Habermas links the concept of a public sphere with that of civil society in order to provide an account of how control can be exercised over markets and bureaucracies. Civil society operates on the basis that the government is not fully representative of the people. The agenda of civil society is influenced strongly by this analysis of undemocratic or partial democratic achievements and by a certain conception of what democracy might mean. Civil society has the dual function of ensuring that those who exercise power do not abuse it but work to make it more democratic. In a complex modern society the quality of democracy ultimately depends on the existence of the public sphere, on people’s intelligent involvement in politics and on organisations and associations that help form opinion through discourse. A vibrant civil society is essential for democracy. The conviction that free, open, public discussion has a transformative function is central to Habermas’s thinking. The way to reach a true understanding of people’s needs and interests is to engage in a democratic debate in which these needs are shared and in the discourse, clarified and transformed.

Civil society, by being energetic, critical and actively sustaining a public sphere for discourse, can insert moments of democratic accountability into the system world of the state and economy, both of which pose a threat to civil society. The revitalising of civil society and the sustaining of a critical public sphere are tasks for a critical education. Such an education fosters the creation of spaces where citizens can debate publicly in pursuit of consensual agreements.

However, civil society is often a place in which appalling violence is perpetrated – on women, on children, by men against men and boys against boys; against all by para-military forces (Fleming 2002). The public sphere can be a location for racism, sexism and non-inclusive and unequal practice and ideas. There is also a need to constantly renew civil society. Adult educators have developed the idea that democracy, civil society and the public sphere are core concepts for a critical adult education (Welton 1995a).

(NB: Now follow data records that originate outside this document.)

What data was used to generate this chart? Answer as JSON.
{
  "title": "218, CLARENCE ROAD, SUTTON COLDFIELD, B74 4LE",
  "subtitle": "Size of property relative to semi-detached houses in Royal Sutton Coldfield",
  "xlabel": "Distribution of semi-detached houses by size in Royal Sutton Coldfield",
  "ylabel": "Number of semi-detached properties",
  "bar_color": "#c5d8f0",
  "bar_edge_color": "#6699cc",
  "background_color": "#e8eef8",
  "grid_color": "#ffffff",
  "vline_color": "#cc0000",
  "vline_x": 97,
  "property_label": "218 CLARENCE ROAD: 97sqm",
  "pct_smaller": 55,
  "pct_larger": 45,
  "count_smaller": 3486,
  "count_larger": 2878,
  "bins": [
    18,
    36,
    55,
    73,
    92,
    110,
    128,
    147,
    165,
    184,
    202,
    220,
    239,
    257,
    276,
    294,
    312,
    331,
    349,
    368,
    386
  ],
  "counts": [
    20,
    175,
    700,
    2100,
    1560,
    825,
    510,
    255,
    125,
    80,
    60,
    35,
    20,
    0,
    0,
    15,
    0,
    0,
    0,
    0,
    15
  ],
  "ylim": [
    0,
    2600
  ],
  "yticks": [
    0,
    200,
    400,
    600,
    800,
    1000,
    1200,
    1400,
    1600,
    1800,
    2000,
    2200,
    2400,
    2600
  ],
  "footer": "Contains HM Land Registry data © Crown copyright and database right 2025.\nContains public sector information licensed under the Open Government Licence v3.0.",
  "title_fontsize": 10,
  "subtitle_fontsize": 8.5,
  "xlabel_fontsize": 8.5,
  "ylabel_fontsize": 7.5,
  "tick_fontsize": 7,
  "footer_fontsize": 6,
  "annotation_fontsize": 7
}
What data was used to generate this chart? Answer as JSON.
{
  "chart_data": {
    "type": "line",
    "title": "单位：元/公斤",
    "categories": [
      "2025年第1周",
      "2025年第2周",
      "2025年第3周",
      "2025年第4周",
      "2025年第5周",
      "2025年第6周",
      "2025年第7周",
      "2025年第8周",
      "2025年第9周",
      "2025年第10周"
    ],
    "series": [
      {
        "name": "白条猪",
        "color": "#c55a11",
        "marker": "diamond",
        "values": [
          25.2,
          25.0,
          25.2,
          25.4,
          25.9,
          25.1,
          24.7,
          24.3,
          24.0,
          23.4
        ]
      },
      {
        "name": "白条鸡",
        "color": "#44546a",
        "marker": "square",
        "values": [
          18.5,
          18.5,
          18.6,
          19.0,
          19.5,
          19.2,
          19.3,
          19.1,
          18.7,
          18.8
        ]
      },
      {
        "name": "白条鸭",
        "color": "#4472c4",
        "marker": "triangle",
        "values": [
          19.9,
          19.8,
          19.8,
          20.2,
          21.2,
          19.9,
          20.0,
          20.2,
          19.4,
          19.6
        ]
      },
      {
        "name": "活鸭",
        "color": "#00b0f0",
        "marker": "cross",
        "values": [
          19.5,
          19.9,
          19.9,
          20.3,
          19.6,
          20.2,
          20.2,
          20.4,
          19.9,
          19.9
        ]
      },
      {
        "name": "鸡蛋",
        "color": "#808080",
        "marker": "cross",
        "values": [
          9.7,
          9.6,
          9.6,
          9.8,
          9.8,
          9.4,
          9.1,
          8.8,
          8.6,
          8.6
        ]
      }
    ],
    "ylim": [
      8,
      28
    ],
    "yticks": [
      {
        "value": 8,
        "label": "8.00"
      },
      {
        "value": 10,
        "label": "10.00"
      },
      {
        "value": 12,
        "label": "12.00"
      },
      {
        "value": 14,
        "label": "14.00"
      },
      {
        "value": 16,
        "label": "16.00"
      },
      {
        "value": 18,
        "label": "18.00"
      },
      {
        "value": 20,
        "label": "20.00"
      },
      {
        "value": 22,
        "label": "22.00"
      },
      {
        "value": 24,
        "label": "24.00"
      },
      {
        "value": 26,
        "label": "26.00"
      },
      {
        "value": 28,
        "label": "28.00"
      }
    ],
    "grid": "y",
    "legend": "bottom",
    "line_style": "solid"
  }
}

Habermas, in outlining a diagnosis of our times, suggests that two things have happened. First, the state is in an unhealthy relationship with the economy and second, the functional imperatives of the state and economy have invaded civil society. The economy plays a crucial role in our society, creating wealth and providing jobs. But its agenda and values dominate public discourse. Society is willing to go to great lengths to implement the requirements of the economy. When the state and the economy combine, as they do frequently, they are a formidable coalition ensuring that the interests of the economy are served. The system is not an ally of the life-world. The conceptual tool Habermas uses to shed light on this invasion is to talk of the colonisation of the lifeworld. The public sphere is the primary locus of the struggle to protect the lifeworld.